Jackal armoured vehicle
Rac­ing dri­ver Andrew Jar­man gets behind the wheel of the Jack­al while Troop­er Oliv­er Par­sons remains seat­ed on the Williams For­mu­la 1 rac­ing car
Source: Ste­fan Rousseau/PA Wire
Click to enlarge

Lord Astor of Hev­er, speak­ing at a Motor­sport Indus­try Asso­ci­a­tion event at the House of Lords on Thurs­day 8 July 2010, said: 

“Mar­ry­ing motor­sport tech­nol­o­gy and mil­i­tary need is an excit­ing and inno­v­a­tive way forward. 

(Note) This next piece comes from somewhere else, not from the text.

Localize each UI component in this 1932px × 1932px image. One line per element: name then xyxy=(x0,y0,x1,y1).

“In the Cen­tre for Defence Enter­prise the MOD has a very good mech­a­nism for embrac­ing cut­ting-edge research that could ben­e­fit our troops in the future.” 

Chief Exec­u­tive of the Cos­worth Group, Tim Rout­sis, said: 

“We are delight­ed to be using our elec­tron­ics exper­tise to assist in the military’s attempts to improve the safe­ty of our troops in Afghanistan. It is encour­ag­ing to see how the MOD is recog­nis­ing the poten­tial of the tech­nol­o­gy avail­able in busi­ness­es like Cosworth.” 

These con­tracts are just two exam­ples of how work­ing with the motor­sport indus­try has pro­vid­ed enhance­ments to mil­i­tary equip­ment. Oth­ers include: 

  • The NAR Group drew on their expe­ri­ence of sup­ply­ing equip­ment for the Paris-Dakar Ral­ly to design a new dust-proof cool­ing sys­tem now used on the Pan­ther, Mas­tiff and Ridg­back armoured vehi­cles, increas­ing the num­ber of vehi­cles avail­able for operations.
  • Lola Com­pos­ites Ltd, who spe­cialise in the man­u­fac­ture of rac­ing car bod­ies, are con­tribut­ing their exper­tise in help­ing to build the Watch­keep­er Remote­ly Pilot­ed Air System.
  • Williams Hybrid Pow­er Ltd has adapt­ed its tech­nol­o­gy to devel­op an electro­mechan­i­cal fly­wheel to increase the pow­er effi­cien­cy of diesel gen­er­a­tors that pow­er for­ward oper­at­ing bases in Afghanistan.